The data transformed in the previous step becomes the input for the analytics step. Depending on the problem at hand, there are different types of analytics that can be performed on transformed data.
The following are the different types of analytics that can be performed:
- Descriptive Analytics: This type of analytics helps in finding patterns and details about the statuses of IoT devices and their overall health. This stage identifies and summarizes the data for further consumption by more advanced stages of analytics. It will help in summarization, finding statistics related to probability, identifying deviation, and other statistical tasks.
- Diagnostic Analytics: This type of analytics is more advanced than descriptive analytics. It builds on top of descriptive analytics and tries to answer queries about why things happened. It tries to find the root causes of events. It tries to find answers using advanced concepts, such as hypothesis and correlation.
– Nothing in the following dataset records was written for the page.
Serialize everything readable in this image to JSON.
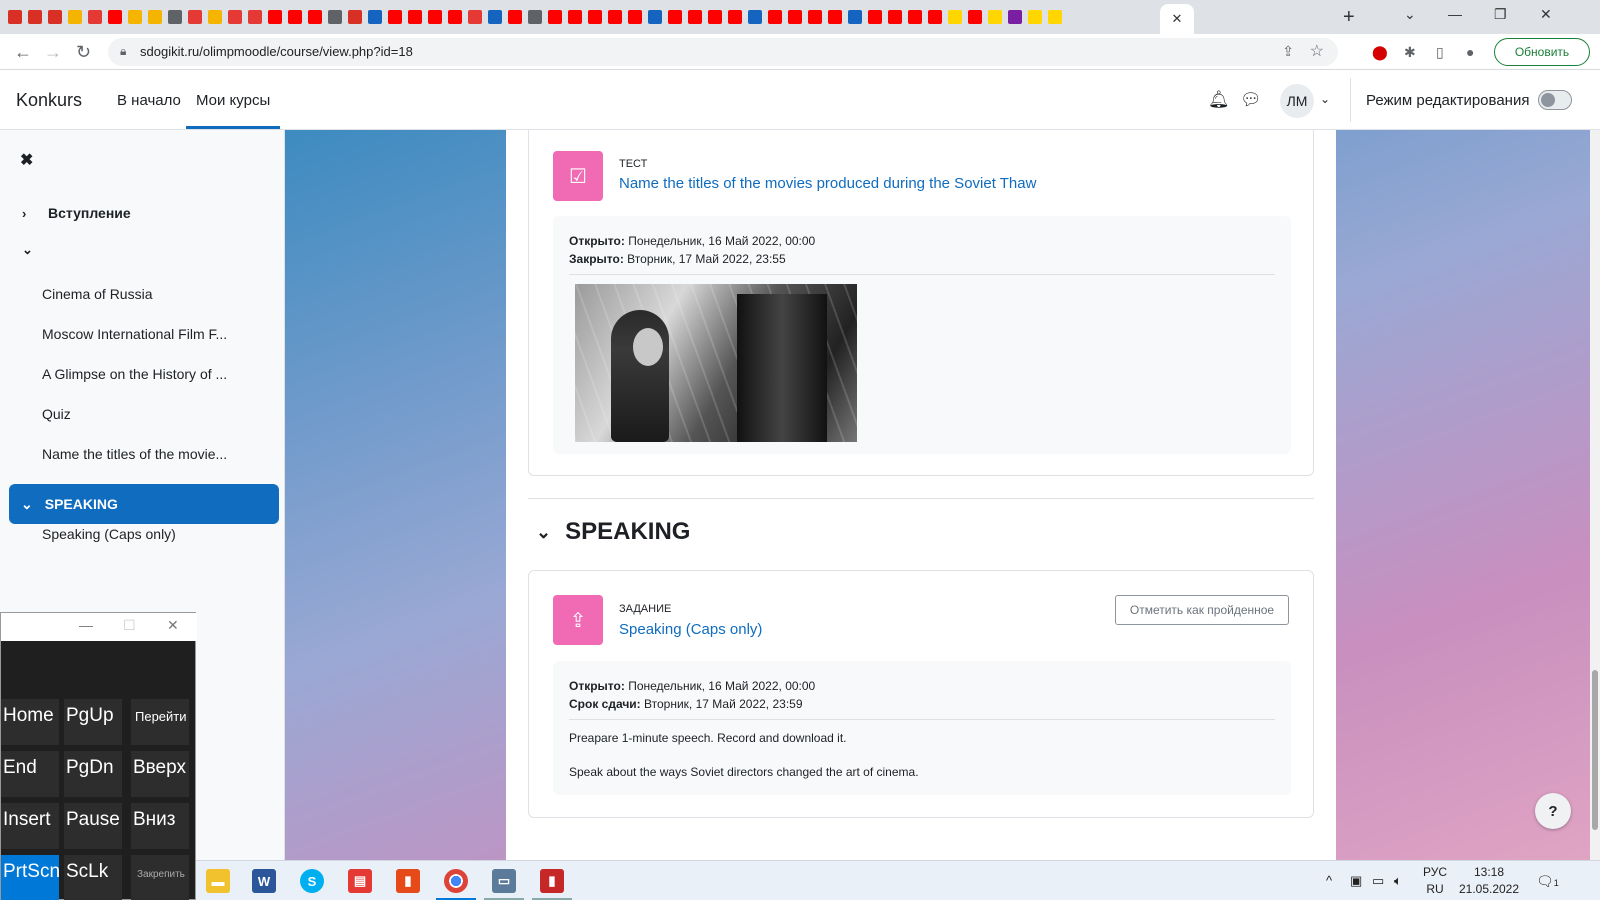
{
  "browser": {
    "url": "sdogikit.ru/olimpmoodle/course/view.php?id=18",
    "update_label": "Обновить",
    "close_tab_glyph": "✕",
    "new_tab_glyph": "+",
    "tab_favicon_colors": [
      "#d93025",
      "#d93025",
      "#d93025",
      "#f4b400",
      "#e53935",
      "#ff0000",
      "#f4b400",
      "#f4b400",
      "#5f6368",
      "#e53935",
      "#f4b400",
      "#e53935",
      "#e53935",
      "#ff0000",
      "#ff0000",
      "#ff0000",
      "#5f6368",
      "#d93025",
      "#1565c0",
      "#ff0000",
      "#ff0000",
      "#ff0000",
      "#ff0000",
      "#e53935",
      "#1565c0",
      "#ff0000",
      "#5f6368",
      "#ff0000",
      "#ff0000",
      "#ff0000",
      "#ff0000",
      "#ff0000",
      "#1565c0",
      "#ff0000",
      "#ff0000",
      "#ff0000",
      "#ff0000",
      "#1565c0",
      "#ff0000",
      "#ff0000",
      "#ff0000",
      "#ff0000",
      "#1565c0",
      "#ff0000",
      "#ff0000",
      "#ff0000",
      "#ff0000",
      "#ffd600",
      "#ff0000",
      "#ffd600",
      "#7b1fa2",
      "#ffd600",
      "#ffd600"
    ]
  },
  "navbar": {
    "brand": "Konkurs",
    "links": [
      "В начало",
      "Мои курсы"
    ],
    "avatar_initials": "ЛМ",
    "edit_mode_label": "Режим редактирования"
  },
  "drawer": {
    "close_glyph": "✖",
    "sections": [
      {
        "label": "Вступление",
        "chevron": "›"
      },
      {
        "label": "",
        "chevron": "⌄"
      }
    ],
    "items": [
      "Cinema of Russia",
      "Moscow International Film F...",
      "A Glimpse on the History of ...",
      "Quiz",
      "Name the titles of the movie..."
    ],
    "active_section": "SPEAKING",
    "active_items": [
      "Speaking (Caps only)"
    ]
  },
  "activity1": {
    "type": "Тест",
    "title": "Name the titles of the movies produced during the Soviet Thaw",
    "opened_label": "Открыто:",
    "opened_value": "Понедельник, 16 Май 2022, 00:00",
    "closed_label": "Закрыто:",
    "closed_value": "Вторник, 17 Май 2022, 23:55"
  },
  "section_speaking": {
    "title": "SPEAKING"
  },
  "activity2": {
    "type": "Задание",
    "title": "Speaking (Caps only)",
    "mark_done_label": "Отметить как пройденное",
    "opened_label": "Открыто:",
    "opened_value": "Понедельник, 16 Май 2022, 00:00",
    "due_label": "Срок сдачи:",
    "due_value": "Вторник, 17 Май 2022, 23:59",
    "description": [
      "Preapare 1-minute speech. Record and download it.",
      "Speak about the ways Soviet directors changed the art of cinema."
    ]
  },
  "help_glyph": "?",
  "osk": {
    "keys": [
      {
        "label": "Home",
        "style": "normal"
      },
      {
        "label": "PgUp",
        "style": "normal"
      },
      {
        "label": "Перейти",
        "style": "small"
      },
      {
        "label": "End",
        "style": "normal"
      },
      {
        "label": "PgDn",
        "style": "normal"
      },
      {
        "label": "Вверх",
        "style": "normal"
      },
      {
        "label": "Insert",
        "style": "normal"
      },
      {
        "label": "Pause",
        "style": "normal"
      },
      {
        "label": "Вниз",
        "style": "normal"
      },
      {
        "label": "PrtScn",
        "style": "blue"
      },
      {
        "label": "ScLk",
        "style": "normal"
      },
      {
        "label": "Закрепить",
        "style": "tiny"
      }
    ]
  },
  "taskbar": {
    "lang_line1": "РУС",
    "lang_line2": "RU",
    "time": "13:18",
    "date": "21.05.2022",
    "notification_count": "1"
  }
}
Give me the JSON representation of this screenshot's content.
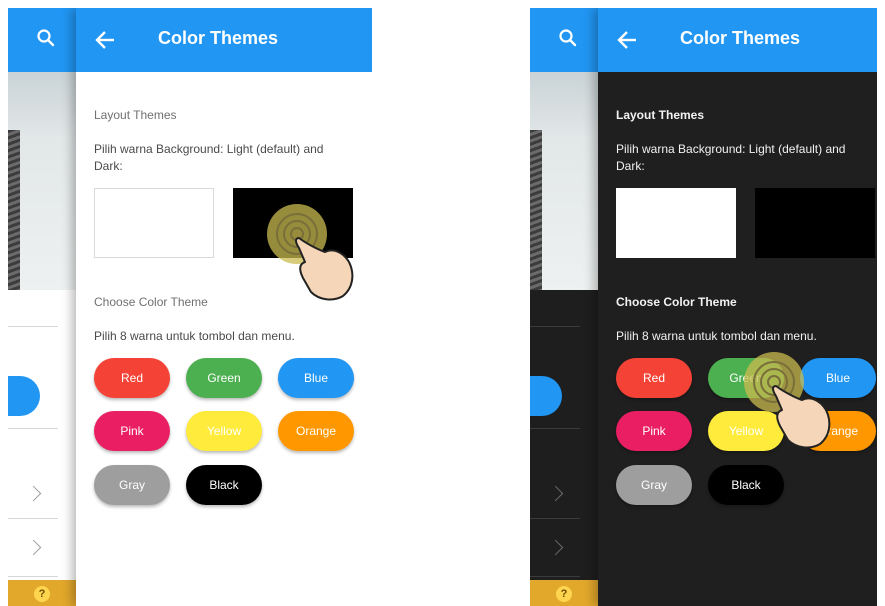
{
  "header": {
    "back_label": "←",
    "title": "Color Themes"
  },
  "layout_section": {
    "title": "Layout Themes",
    "description": "Pilih warna Background: Light (default) and Dark:",
    "options": [
      "Light",
      "Dark"
    ]
  },
  "color_section": {
    "title": "Choose Color Theme",
    "description": "Pilih 8 warna untuk tombol dan menu.",
    "buttons": [
      {
        "label": "Red",
        "color": "#f44336"
      },
      {
        "label": "Green",
        "color": "#4caf50"
      },
      {
        "label": "Blue",
        "color": "#2196f3"
      },
      {
        "label": "Pink",
        "color": "#e91e63"
      },
      {
        "label": "Yellow",
        "color": "#ffeb3b"
      },
      {
        "label": "Orange",
        "color": "#ff9800"
      },
      {
        "label": "Gray",
        "color": "#9e9e9e"
      },
      {
        "label": "Black",
        "color": "#000000"
      }
    ]
  },
  "background_app": {
    "help_label": "?"
  },
  "colors": {
    "accent": "#2196f3",
    "dark_bg": "#1f1f1f",
    "footer": "#e2a82b"
  }
}
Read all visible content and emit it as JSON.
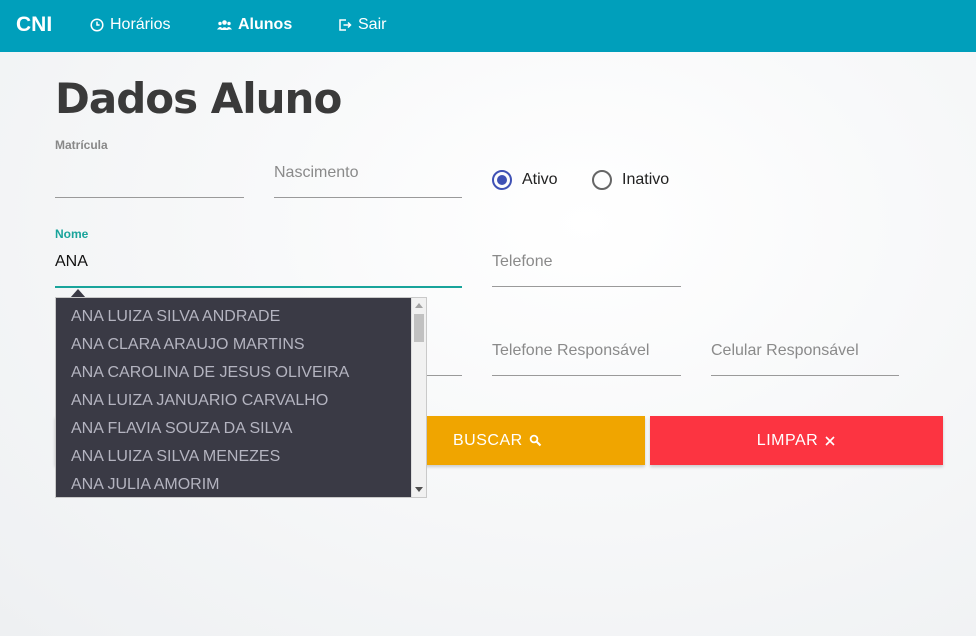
{
  "nav": {
    "brand": "CNI",
    "items": [
      {
        "label": "Horários",
        "icon": "clock-icon"
      },
      {
        "label": "Alunos",
        "icon": "users-icon"
      },
      {
        "label": "Sair",
        "icon": "logout-icon"
      }
    ]
  },
  "page": {
    "title": "Dados Aluno"
  },
  "form": {
    "matricula": {
      "label": "Matrícula",
      "value": ""
    },
    "nascimento": {
      "placeholder": "Nascimento"
    },
    "status": {
      "options": [
        "Ativo",
        "Inativo"
      ],
      "selected": "Ativo"
    },
    "nome": {
      "label": "Nome",
      "value": "ANA"
    },
    "telefone": {
      "placeholder": "Telefone"
    },
    "telefone_responsavel": {
      "placeholder": "Telefone Responsável"
    },
    "celular_responsavel": {
      "placeholder": "Celular Responsável"
    }
  },
  "autocomplete": {
    "suggestions": [
      "ANA LUIZA SILVA ANDRADE",
      "ANA CLARA ARAUJO MARTINS",
      "ANA CAROLINA DE JESUS OLIVEIRA",
      "ANA LUIZA JANUARIO CARVALHO",
      "ANA FLAVIA SOUZA DA SILVA",
      "ANA LUIZA SILVA MENEZES",
      "ANA JULIA AMORIM"
    ]
  },
  "buttons": {
    "buscar": {
      "label": "BUSCAR",
      "icon": "search-icon",
      "color": "#f0a500"
    },
    "limpar": {
      "label": "LIMPAR",
      "icon": "close-icon",
      "color": "#fc3441"
    }
  },
  "colors": {
    "navbar": "#009fbb",
    "accent": "#19a49b",
    "radio": "#3f51b5",
    "dropdown_bg": "#3a3a45"
  }
}
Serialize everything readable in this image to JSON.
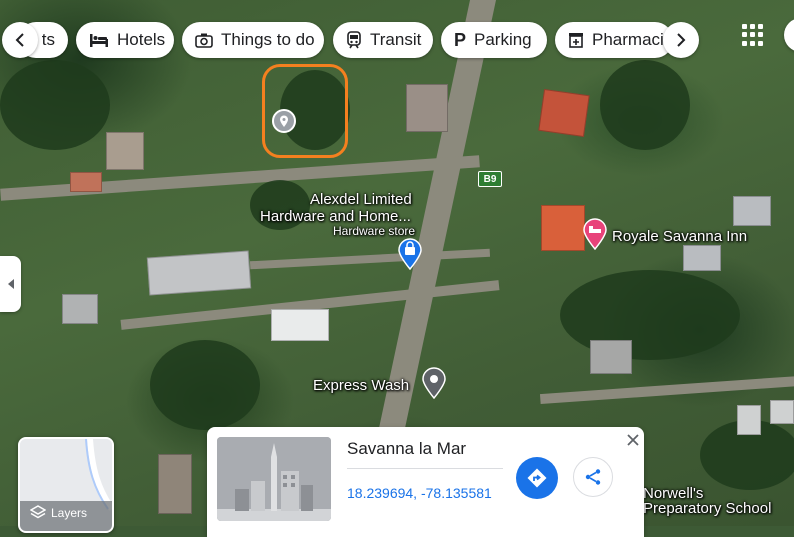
{
  "chips": {
    "partial_first": "ts",
    "items": [
      {
        "label": "Hotels",
        "icon": "bed-icon"
      },
      {
        "label": "Things to do",
        "icon": "camera-icon"
      },
      {
        "label": "Transit",
        "icon": "train-icon"
      },
      {
        "label": "Parking",
        "icon": "parking-icon"
      },
      {
        "label": "Pharmaci",
        "icon": "pharmacy-icon"
      }
    ]
  },
  "map": {
    "road_shield": "B9",
    "labels": {
      "alexdel_line1": "Alexdel Limited",
      "alexdel_line2": "Hardware and Home...",
      "alexdel_category": "Hardware store",
      "royale": "Royale Savanna Inn",
      "express_wash": "Express Wash",
      "norwells_line1": "Norwell's",
      "norwells_line2": "Preparatory School"
    },
    "colors": {
      "selection_outline": "#f4801f",
      "shopping_pin": "#1a73e8",
      "hotel_pin": "#e8437a",
      "generic_pin": "#5f6368"
    }
  },
  "layers": {
    "label": "Layers"
  },
  "place_card": {
    "title": "Savanna la Mar",
    "coordinates": "18.239694, -78.135581",
    "accent": "#1a73e8"
  }
}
- Predictive Analytics: This type of analytics tries to predict things that have a high probability of happening in future. It's about prediction based on past data. Regression is one of the examples based on past data. Predictive analytics could, for example, predict the price of a car, behavior of a stock in the stock market, when a car tire will burst, and so on.
- Prescriptive Analytics: This type of analytics is the most advanced. This stage helps in identifying the action that should be executed to ensure that the health of devices and solutions do not degrade, and identifying proactive measures to undertake. The results of this stage of analytics help in avoiding future issues and eliminating the problems at their root causes.